Re: [XHR2] Avoiding charset dependencies on user settings from Jonas Sicking on 2011-09-22 (public-webapps@w3.org from July to September 2011)

From: Jonas Sicking <jonas@sicking.cc>
Date: Thu, 22 Sep 2011 11:54:30 -0700
To: Henri Sivonen <hsivonen@iki.fi>
Cc: public-webapps@w3.org
Message-ID: <CA+c2ei92xuen8XttCsRr+npdZX5wgpgDWC7psKUy-BfM=BgP5A@mail.gmail.com>

On Thu, Sep 22, 2011 at 6:33 AM, Henri Sivonen <hsivonen@iki.fi> wrote:
> http://dev.w3.org/2006/webapi/XMLHttpRequest-2/#document-response-entity-body
> says:
> "If final MIME type is text/html let document be Document object that
> represents the response entity body parsed following the rules set
> forth in the HTML specification for an HTML parser with scripting
> disabled. [HTML]"
>
> Since there's presumably no legacy content using XHR to read
> responseXML for text/html (and expecting HTML parsing) and since (in
> Gecko at least) responseText for non-XML tries HTTP charset and falls
> back on UTF-8, it seems it doesn't make sense to implement full-blown
> legacy charset craziness for text/html in XHR.
>
> Specifically, it seems that it makes sense to skip heuristic detection
> and to use UTF-8 (as opposed to Windows-1252 or a locale-dependent
> value) as the fallback encoding if there's neither <meta> nor HTTP
> charset, since UTF-8 is the pre-existing fallback for responseText and
> responseText is already used with text/html.
>
> As it stands, the XHR2 spec defers to a part of HTML that has
> legacy-oriented optional features. It seems that it makes sense to
> clamp down those options for XHR.

I agree that there are no legacy requirements on XHR here, however I
don't think that that is the only thing that we should look at. We
should also look at what makes the feature the most useful. A extreme
counter-example would be that we could let XHR refuse to parse any
HTML page that didn't pass a validator. While this wouldn't break any
existing content, it would make HTML-in-XHR significantly less useful.

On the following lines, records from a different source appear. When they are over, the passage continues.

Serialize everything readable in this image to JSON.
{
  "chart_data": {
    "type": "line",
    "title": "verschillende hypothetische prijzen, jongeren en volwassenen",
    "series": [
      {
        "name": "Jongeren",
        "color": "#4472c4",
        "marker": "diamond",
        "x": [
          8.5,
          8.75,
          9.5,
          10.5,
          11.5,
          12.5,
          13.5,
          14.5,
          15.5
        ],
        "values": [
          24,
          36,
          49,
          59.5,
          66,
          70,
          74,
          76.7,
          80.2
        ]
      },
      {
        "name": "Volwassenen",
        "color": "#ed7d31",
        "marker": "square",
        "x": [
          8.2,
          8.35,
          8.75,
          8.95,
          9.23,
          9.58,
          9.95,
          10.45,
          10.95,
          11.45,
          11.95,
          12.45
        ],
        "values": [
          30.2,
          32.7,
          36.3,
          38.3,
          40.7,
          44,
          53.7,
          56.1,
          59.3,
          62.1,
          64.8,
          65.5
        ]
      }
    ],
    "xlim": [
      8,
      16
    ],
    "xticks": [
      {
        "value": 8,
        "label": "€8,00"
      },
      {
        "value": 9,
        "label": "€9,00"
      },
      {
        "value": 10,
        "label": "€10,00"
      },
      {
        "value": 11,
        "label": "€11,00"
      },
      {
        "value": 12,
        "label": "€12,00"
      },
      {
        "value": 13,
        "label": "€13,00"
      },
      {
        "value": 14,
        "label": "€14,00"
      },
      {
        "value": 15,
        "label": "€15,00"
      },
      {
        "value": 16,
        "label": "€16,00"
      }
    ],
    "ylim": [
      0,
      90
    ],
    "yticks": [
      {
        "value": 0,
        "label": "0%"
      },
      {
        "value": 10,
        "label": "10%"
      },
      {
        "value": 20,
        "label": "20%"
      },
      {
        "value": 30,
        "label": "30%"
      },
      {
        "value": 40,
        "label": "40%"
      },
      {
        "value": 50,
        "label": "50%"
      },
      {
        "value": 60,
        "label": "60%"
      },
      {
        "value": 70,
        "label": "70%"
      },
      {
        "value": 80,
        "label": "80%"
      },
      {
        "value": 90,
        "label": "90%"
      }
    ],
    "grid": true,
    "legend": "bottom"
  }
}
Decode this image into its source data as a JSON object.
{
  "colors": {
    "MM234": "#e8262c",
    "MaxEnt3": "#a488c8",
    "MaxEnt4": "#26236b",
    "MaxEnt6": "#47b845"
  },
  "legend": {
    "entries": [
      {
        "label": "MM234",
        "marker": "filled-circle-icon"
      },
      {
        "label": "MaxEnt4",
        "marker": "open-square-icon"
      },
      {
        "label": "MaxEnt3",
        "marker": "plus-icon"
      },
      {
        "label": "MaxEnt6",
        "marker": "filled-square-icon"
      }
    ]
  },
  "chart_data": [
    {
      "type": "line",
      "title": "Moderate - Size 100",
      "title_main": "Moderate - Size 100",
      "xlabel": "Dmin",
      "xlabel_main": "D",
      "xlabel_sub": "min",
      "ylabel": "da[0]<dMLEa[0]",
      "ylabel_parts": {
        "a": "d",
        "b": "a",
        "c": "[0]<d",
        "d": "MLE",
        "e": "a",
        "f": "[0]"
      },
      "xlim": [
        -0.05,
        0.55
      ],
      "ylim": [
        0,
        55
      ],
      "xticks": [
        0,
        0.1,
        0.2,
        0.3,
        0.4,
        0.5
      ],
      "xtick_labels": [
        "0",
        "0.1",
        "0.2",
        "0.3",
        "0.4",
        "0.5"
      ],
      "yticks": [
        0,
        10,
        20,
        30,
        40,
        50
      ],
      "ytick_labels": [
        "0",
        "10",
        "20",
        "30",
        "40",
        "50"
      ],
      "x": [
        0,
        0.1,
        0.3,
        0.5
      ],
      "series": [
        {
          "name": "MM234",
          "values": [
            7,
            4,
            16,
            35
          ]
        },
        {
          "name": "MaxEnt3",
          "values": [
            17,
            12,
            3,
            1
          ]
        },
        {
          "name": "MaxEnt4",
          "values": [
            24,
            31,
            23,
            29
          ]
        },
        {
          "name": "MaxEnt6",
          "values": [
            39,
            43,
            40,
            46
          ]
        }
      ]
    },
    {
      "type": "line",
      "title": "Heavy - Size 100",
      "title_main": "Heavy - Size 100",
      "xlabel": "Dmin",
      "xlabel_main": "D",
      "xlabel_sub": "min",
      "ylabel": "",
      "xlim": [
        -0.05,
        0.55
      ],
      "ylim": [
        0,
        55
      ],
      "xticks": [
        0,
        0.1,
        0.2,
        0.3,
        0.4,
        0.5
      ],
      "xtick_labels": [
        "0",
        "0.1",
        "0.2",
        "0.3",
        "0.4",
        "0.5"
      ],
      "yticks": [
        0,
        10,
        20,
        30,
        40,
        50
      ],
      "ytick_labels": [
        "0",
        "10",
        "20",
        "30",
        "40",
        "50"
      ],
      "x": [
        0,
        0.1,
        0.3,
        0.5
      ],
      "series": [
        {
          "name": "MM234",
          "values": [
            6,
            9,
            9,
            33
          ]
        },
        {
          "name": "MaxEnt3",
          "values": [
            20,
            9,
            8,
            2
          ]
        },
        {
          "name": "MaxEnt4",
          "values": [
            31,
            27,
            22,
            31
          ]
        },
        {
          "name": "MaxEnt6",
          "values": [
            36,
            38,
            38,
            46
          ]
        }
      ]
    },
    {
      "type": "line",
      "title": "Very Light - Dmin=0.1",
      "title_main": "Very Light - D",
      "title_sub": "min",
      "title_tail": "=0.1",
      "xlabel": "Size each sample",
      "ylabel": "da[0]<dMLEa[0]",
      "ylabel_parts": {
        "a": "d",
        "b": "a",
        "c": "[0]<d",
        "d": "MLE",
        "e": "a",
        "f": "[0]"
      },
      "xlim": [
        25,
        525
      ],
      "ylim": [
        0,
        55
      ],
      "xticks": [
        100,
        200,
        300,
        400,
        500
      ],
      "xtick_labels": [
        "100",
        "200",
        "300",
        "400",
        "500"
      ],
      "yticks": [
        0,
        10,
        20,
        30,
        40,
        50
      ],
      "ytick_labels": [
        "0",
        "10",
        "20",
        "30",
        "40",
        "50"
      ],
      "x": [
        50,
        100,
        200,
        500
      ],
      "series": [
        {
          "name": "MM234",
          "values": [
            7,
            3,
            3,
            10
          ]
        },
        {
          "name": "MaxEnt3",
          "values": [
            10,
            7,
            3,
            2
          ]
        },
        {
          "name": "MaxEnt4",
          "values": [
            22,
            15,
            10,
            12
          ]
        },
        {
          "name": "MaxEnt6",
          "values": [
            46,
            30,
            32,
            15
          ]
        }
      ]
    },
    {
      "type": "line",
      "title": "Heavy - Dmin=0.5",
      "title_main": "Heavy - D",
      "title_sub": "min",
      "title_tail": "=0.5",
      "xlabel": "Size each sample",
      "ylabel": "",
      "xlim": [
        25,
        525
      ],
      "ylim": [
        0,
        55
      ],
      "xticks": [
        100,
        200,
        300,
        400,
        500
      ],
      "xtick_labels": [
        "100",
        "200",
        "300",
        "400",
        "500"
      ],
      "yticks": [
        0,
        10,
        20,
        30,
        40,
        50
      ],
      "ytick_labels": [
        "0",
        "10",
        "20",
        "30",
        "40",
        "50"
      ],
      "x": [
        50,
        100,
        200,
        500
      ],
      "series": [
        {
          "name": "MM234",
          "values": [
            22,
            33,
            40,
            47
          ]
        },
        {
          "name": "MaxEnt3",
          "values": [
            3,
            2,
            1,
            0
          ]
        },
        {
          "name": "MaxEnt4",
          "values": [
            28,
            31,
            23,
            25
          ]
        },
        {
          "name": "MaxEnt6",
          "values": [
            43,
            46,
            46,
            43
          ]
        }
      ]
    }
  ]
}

It makes sense to me that XHR can load any HTML resource that you
could load through navigation.

The one argument I could see for refusing diverge from the normal HTML
loading algorithm is if it breaks few enough pages that it doesn't
severely limit the usefulness of HTML-in-XHR (in any locale), while
still adding enough pressure on sites to start using explicit charsets
that we accomplish real change.

Unfortunately I don't know how to measure those things though.

/ Jonas

Received on Thursday, 22 September 2011 18:55:31 UTC